- Haddad afirmou que pretende deixar o Ministério da Fazenda até fevereiro de 2026 para permitir ajustes orçamentários e apoiar a campanha de Lula à reeleição.
- O possível substituto seria o secretário-diretor Dario Durigan, embora Haddad não tenha confirmado oficialmente quem assumiria.
- O ministro sinalizou que pode discutir mudanças nos parâmetros do arcabouço fiscal, como reduzir ou aumentar o teto de despesas e a alta real; sugeriu faixas entre 60% e 80% para despesas e 2% a 3% para o crescimento.
- A agenda da jornada 6 por 1 pode entrar na pauta eleitoral, conforme avaliação de Haddad, com Lula respeitando a decisão dele.
- Haddad defendeu a continuidade das reformas de gastos públicos e afirmou ser contra fixar um teto para a dívida pública.
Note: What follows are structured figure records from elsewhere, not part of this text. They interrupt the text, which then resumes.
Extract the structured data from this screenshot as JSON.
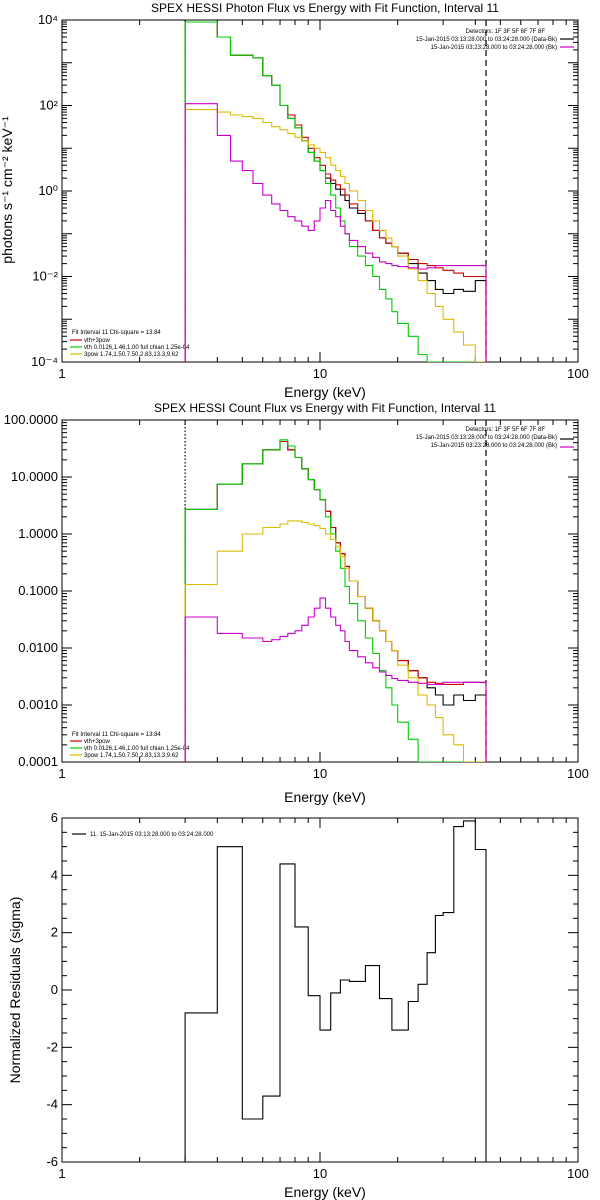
{
  "chart_data": [
    {
      "type": "line",
      "title": "SPEX HESSI Photon Flux vs Energy with Fit Function, Interval 11",
      "xlabel": "Energy (keV)",
      "ylabel": "photons s⁻¹ cm⁻² keV⁻¹",
      "xscale": "log",
      "yscale": "log",
      "xlim": [
        1,
        100
      ],
      "ylim": [
        0.0001,
        10000
      ],
      "xticks": [
        {
          "value": 1,
          "label": "1"
        },
        {
          "value": 10,
          "label": "10"
        },
        {
          "value": 100,
          "label": "100"
        }
      ],
      "yticks": [
        {
          "value": 0.0001,
          "label": "10⁻⁴"
        },
        {
          "value": 0.01,
          "label": "10⁻²"
        },
        {
          "value": 1,
          "label": "10⁰"
        },
        {
          "value": 100,
          "label": "10²"
        },
        {
          "value": 10000,
          "label": "10⁴"
        }
      ],
      "vlines": [
        {
          "x": 3.0,
          "style": "dotted",
          "color": "#000000"
        },
        {
          "x": 44.0,
          "style": "dashed",
          "color": "#000000"
        }
      ],
      "legend_topright": {
        "detectors": "Detectors: 1F 3F 5F 6F 7F 8F",
        "entries": [
          {
            "text": "15-Jan-2015 03:13:28.000 to 03:24:28.000 (Data-Bk)",
            "color": "#000000"
          },
          {
            "text": "15-Jan-2015 03:23:28.000 to 03:24:28.000 (Bk)",
            "color": "#cc00cc"
          }
        ]
      },
      "legend_bottomleft": {
        "header": "Fit Interval 11   Chi-square = 13.84",
        "entries": [
          {
            "text": "vth+3pow",
            "color": "#cc0000"
          },
          {
            "text": "vth 0.0126,1.46,1.00  full chian 1.25e-04",
            "color": "#00cc00"
          },
          {
            "text": "3pow 1.74,1.50,7.50,2.83,13.3,9.62",
            "color": "#ddbb00"
          }
        ]
      },
      "edges": [
        3.0,
        3.5,
        4.0,
        4.5,
        5.0,
        5.5,
        6.0,
        6.5,
        7.0,
        7.5,
        8.0,
        8.5,
        9.0,
        9.5,
        10.0,
        10.5,
        11.0,
        11.5,
        12.0,
        12.5,
        13.0,
        14.0,
        15.0,
        16.0,
        17.0,
        18.0,
        19.0,
        20.0,
        22.0,
        24.0,
        26.0,
        28.0,
        30.0,
        33.0,
        36.0,
        40.0,
        44.0
      ],
      "series": [
        {
          "color": "#000000",
          "values": [
            9000,
            9000,
            4000,
            1500,
            1500,
            1300,
            500,
            300,
            100,
            50,
            30,
            15,
            8,
            5,
            3,
            2,
            1.5,
            1.1,
            0.8,
            0.6,
            0.4,
            0.3,
            0.2,
            0.12,
            0.08,
            0.06,
            0.05,
            0.035,
            0.02,
            0.012,
            0.008,
            0.005,
            0.004,
            0.005,
            0.0045,
            0.008
          ]
        },
        {
          "color": "#cc0000",
          "values": [
            9000,
            9000,
            4000,
            1500,
            1500,
            1300,
            500,
            300,
            100,
            60,
            35,
            18,
            10,
            6,
            4,
            2.5,
            1.8,
            1.4,
            1.1,
            0.8,
            0.5,
            0.35,
            0.2,
            0.12,
            0.08,
            0.06,
            0.05,
            0.035,
            0.025,
            0.02,
            0.018,
            0.016,
            0.014,
            0.012,
            0.01,
            0.01
          ]
        },
        {
          "color": "#00cc00",
          "values": [
            9000,
            9000,
            4000,
            1500,
            1500,
            1300,
            500,
            300,
            100,
            50,
            30,
            15,
            8,
            5,
            3,
            1.5,
            0.8,
            0.4,
            0.2,
            0.1,
            0.05,
            0.03,
            0.018,
            0.01,
            0.005,
            0.003,
            0.0015,
            0.0008,
            0.0004,
            0.00015,
            0.0001,
            0.0001,
            0.0001,
            0.0001,
            0.0001,
            0.0001
          ]
        },
        {
          "color": "#ddbb00",
          "values": [
            80,
            80,
            70,
            60,
            55,
            50,
            40,
            32,
            27,
            22,
            18,
            15,
            12,
            10,
            8,
            6,
            4,
            3,
            2.2,
            1.5,
            1,
            0.6,
            0.35,
            0.2,
            0.12,
            0.08,
            0.05,
            0.03,
            0.015,
            0.008,
            0.004,
            0.002,
            0.001,
            0.0005,
            0.00025,
            0.0001
          ]
        },
        {
          "color": "#cc00cc",
          "values": [
            110,
            110,
            20,
            5,
            3,
            1.5,
            0.8,
            0.5,
            0.35,
            0.25,
            0.2,
            0.15,
            0.12,
            0.2,
            0.4,
            0.6,
            0.35,
            0.25,
            0.15,
            0.1,
            0.07,
            0.05,
            0.035,
            0.028,
            0.022,
            0.02,
            0.018,
            0.017,
            0.016,
            0.015,
            0.016,
            0.018,
            0.018,
            0.018,
            0.018,
            0.018
          ]
        }
      ]
    },
    {
      "type": "line",
      "title": "SPEX HESSI Count Flux vs Energy with Fit Function, Interval 11",
      "xlabel": "Energy (keV)",
      "ylabel": "",
      "xscale": "log",
      "yscale": "log",
      "xlim": [
        1,
        100
      ],
      "ylim": [
        0.0001,
        100
      ],
      "xticks": [
        {
          "value": 1,
          "label": "1"
        },
        {
          "value": 10,
          "label": "10"
        },
        {
          "value": 100,
          "label": "100"
        }
      ],
      "yticks": [
        {
          "value": 0.0001,
          "label": "0.0001"
        },
        {
          "value": 0.001,
          "label": "0.0010"
        },
        {
          "value": 0.01,
          "label": "0.0100"
        },
        {
          "value": 0.1,
          "label": "0.1000"
        },
        {
          "value": 1,
          "label": "1.0000"
        },
        {
          "value": 10,
          "label": "10.0000"
        },
        {
          "value": 100,
          "label": "100.0000"
        }
      ],
      "vlines": [
        {
          "x": 3.0,
          "style": "dotted",
          "color": "#000000"
        },
        {
          "x": 44.0,
          "style": "dashed",
          "color": "#000000"
        }
      ],
      "legend_topright": {
        "detectors": "Detectors: 1F 3F 5F 6F 7F 8F",
        "entries": [
          {
            "text": "15-Jan-2015 03:13:28.000 to 03:24:28.000 (Data-Bk)",
            "color": "#000000"
          },
          {
            "text": "15-Jan-2015 03:23:28.000 to 03:24:28.000 (Bk)",
            "color": "#cc00cc"
          }
        ]
      },
      "legend_bottomleft": {
        "header": "Fit Interval 11   Chi-square = 13.84",
        "entries": [
          {
            "text": "vth+3pow",
            "color": "#cc0000"
          },
          {
            "text": "vth 0.0126,1.46,1.00  full chian 1.25e-04",
            "color": "#00cc00"
          },
          {
            "text": "3pow 1.74,1.50,7.50,2.83,13.3,9.62",
            "color": "#ddbb00"
          }
        ]
      },
      "edges": [
        3.0,
        3.5,
        4.0,
        4.5,
        5.0,
        5.5,
        6.0,
        6.5,
        7.0,
        7.5,
        8.0,
        8.5,
        9.0,
        9.5,
        10.0,
        10.5,
        11.0,
        11.5,
        12.0,
        12.5,
        13.0,
        14.0,
        15.0,
        16.0,
        17.0,
        18.0,
        19.0,
        20.0,
        22.0,
        24.0,
        26.0,
        28.0,
        30.0,
        33.0,
        36.0,
        40.0,
        44.0
      ],
      "series": [
        {
          "color": "#000000",
          "values": [
            2.7,
            2.7,
            7.5,
            7.5,
            17,
            17,
            30,
            30,
            42,
            30,
            22,
            14,
            9,
            6,
            4,
            2.5,
            1.3,
            0.7,
            0.45,
            0.27,
            0.15,
            0.08,
            0.05,
            0.03,
            0.02,
            0.013,
            0.009,
            0.006,
            0.004,
            0.003,
            0.002,
            0.0015,
            0.001,
            0.0015,
            0.0012,
            0.0015
          ]
        },
        {
          "color": "#cc0000",
          "values": [
            2.7,
            2.7,
            7.5,
            7.5,
            17,
            17,
            30,
            30,
            42,
            30,
            22,
            14,
            9,
            6,
            4,
            2.5,
            1.3,
            0.7,
            0.45,
            0.27,
            0.15,
            0.08,
            0.05,
            0.03,
            0.02,
            0.013,
            0.009,
            0.006,
            0.004,
            0.003,
            0.0025,
            0.0024,
            0.0023,
            0.0023,
            0.0025,
            0.0025
          ]
        },
        {
          "color": "#00cc00",
          "values": [
            2.7,
            2.7,
            7.5,
            7.5,
            17,
            17,
            30,
            30,
            45,
            35,
            22,
            14,
            9,
            6,
            4,
            2,
            1,
            0.5,
            0.25,
            0.12,
            0.06,
            0.03,
            0.015,
            0.008,
            0.004,
            0.002,
            0.001,
            0.0005,
            0.00025,
            0.0001,
            0.0001,
            0.0001,
            0.0001,
            0.0001,
            0.0001,
            0.0001
          ]
        },
        {
          "color": "#ddbb00",
          "values": [
            0.13,
            0.13,
            0.5,
            0.5,
            1.0,
            1.0,
            1.3,
            1.3,
            1.5,
            1.7,
            1.7,
            1.6,
            1.5,
            1.4,
            1.25,
            1.0,
            0.8,
            0.6,
            0.4,
            0.25,
            0.15,
            0.08,
            0.05,
            0.03,
            0.02,
            0.013,
            0.009,
            0.005,
            0.003,
            0.0015,
            0.001,
            0.0006,
            0.0003,
            0.0002,
            0.0001,
            0.0001
          ]
        },
        {
          "color": "#cc00cc",
          "values": [
            0.035,
            0.035,
            0.018,
            0.018,
            0.015,
            0.015,
            0.013,
            0.014,
            0.016,
            0.018,
            0.02,
            0.025,
            0.035,
            0.05,
            0.075,
            0.05,
            0.035,
            0.025,
            0.02,
            0.013,
            0.009,
            0.007,
            0.0055,
            0.0045,
            0.0038,
            0.0033,
            0.0029,
            0.0027,
            0.0025,
            0.0024,
            0.0023,
            0.0023,
            0.0025,
            0.0025,
            0.0025,
            0.0025
          ]
        }
      ]
    },
    {
      "type": "line",
      "title": "",
      "xlabel": "Energy (keV)",
      "ylabel": "Normalized Residuals (sigma)",
      "xscale": "log",
      "yscale": "linear",
      "xlim": [
        1,
        100
      ],
      "ylim": [
        -6,
        6
      ],
      "xticks": [
        {
          "value": 1,
          "label": "1"
        },
        {
          "value": 10,
          "label": "10"
        },
        {
          "value": 100,
          "label": "100"
        }
      ],
      "yticks": [
        {
          "value": -6,
          "label": "-6"
        },
        {
          "value": -4,
          "label": "-4"
        },
        {
          "value": -2,
          "label": "-2"
        },
        {
          "value": 0,
          "label": "0"
        },
        {
          "value": 2,
          "label": "2"
        },
        {
          "value": 4,
          "label": "4"
        },
        {
          "value": 6,
          "label": "6"
        }
      ],
      "vlines": [],
      "legend_topleft": {
        "entries": [
          {
            "text": "11. 15-Jan-2015 03:13:28.000 to 03:24:28.000",
            "color": "#000000"
          }
        ]
      },
      "edges": [
        3.0,
        3.5,
        4.0,
        4.5,
        5.0,
        5.5,
        6.0,
        6.5,
        7.0,
        7.5,
        8.0,
        8.5,
        9.0,
        9.5,
        10.0,
        10.5,
        11.0,
        11.5,
        12.0,
        12.5,
        13.0,
        14.0,
        15.0,
        16.0,
        17.0,
        18.0,
        19.0,
        20.0,
        22.0,
        24.0,
        26.0,
        28.0,
        30.0,
        33.0,
        36.0,
        40.0,
        44.0
      ],
      "series": [
        {
          "color": "#000000",
          "values": [
            -0.8,
            -0.8,
            5.0,
            5.0,
            -4.5,
            -4.5,
            -3.7,
            -3.7,
            4.4,
            4.4,
            2.2,
            2.2,
            -0.2,
            -0.2,
            -1.4,
            -1.4,
            -0.1,
            -0.1,
            0.35,
            0.35,
            0.3,
            0.3,
            0.85,
            0.85,
            -0.3,
            -0.3,
            -1.4,
            -1.4,
            -0.4,
            0.2,
            1.3,
            2.6,
            2.7,
            5.7,
            5.9,
            4.9
          ]
        }
      ]
    }
  ]
}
Haddad informou que pretende deixar o comando do Ministério da Fazenda até fevereiro de 2026, para atuar na campanha de Lula à reeleição em 2026. A ideia é facilitar uma troca de comando, caso o pleito seja atendido, já que não há descompatibilização automática. Lula garantiu que respeitará a decisão.
O ministro mencionou que pode indicar o secretário Dario Durigan como possível substituto. Também destacou que a agenda da jornada 6 por 1 pode entrar na pauta eleitoral, dependendo do cenário político e das forças em jogo. Não indicou quem assumiria de forma definitiva.
Haddad afirmou ainda que o governo deve seguir com reformas de gastos públicos para manter a sustentabilidade das contas. O objetivo é evitar desorganização fiscal e pressões sobre as taxas de juros, com ajustes graduais na política de gastos.
Perspectiva Fiscal e cenários
Segundo o ministro, pode haver ajustes nos parâmetros do arcabouço fiscal vigente, mantendo, na essência, a arquitetura atual. Entre as possibilidades discutidas estão ampliar ou reduzir faixas de teto de gastos e alterar a alta real anual, conforme o cenário político. Ele ressaltou que continua sendo favorável à continuidade das reformas.
Ainda sem consenso, Haddad disse que não vê viabilidade em fixar um teto para a dívida pública. A avaliação é de que esse caminho não é exequível, mantendo o foco em ajustes estruturais para a sustentabilidade das contas públicas. O governo segue acompanhando o debate no Congresso.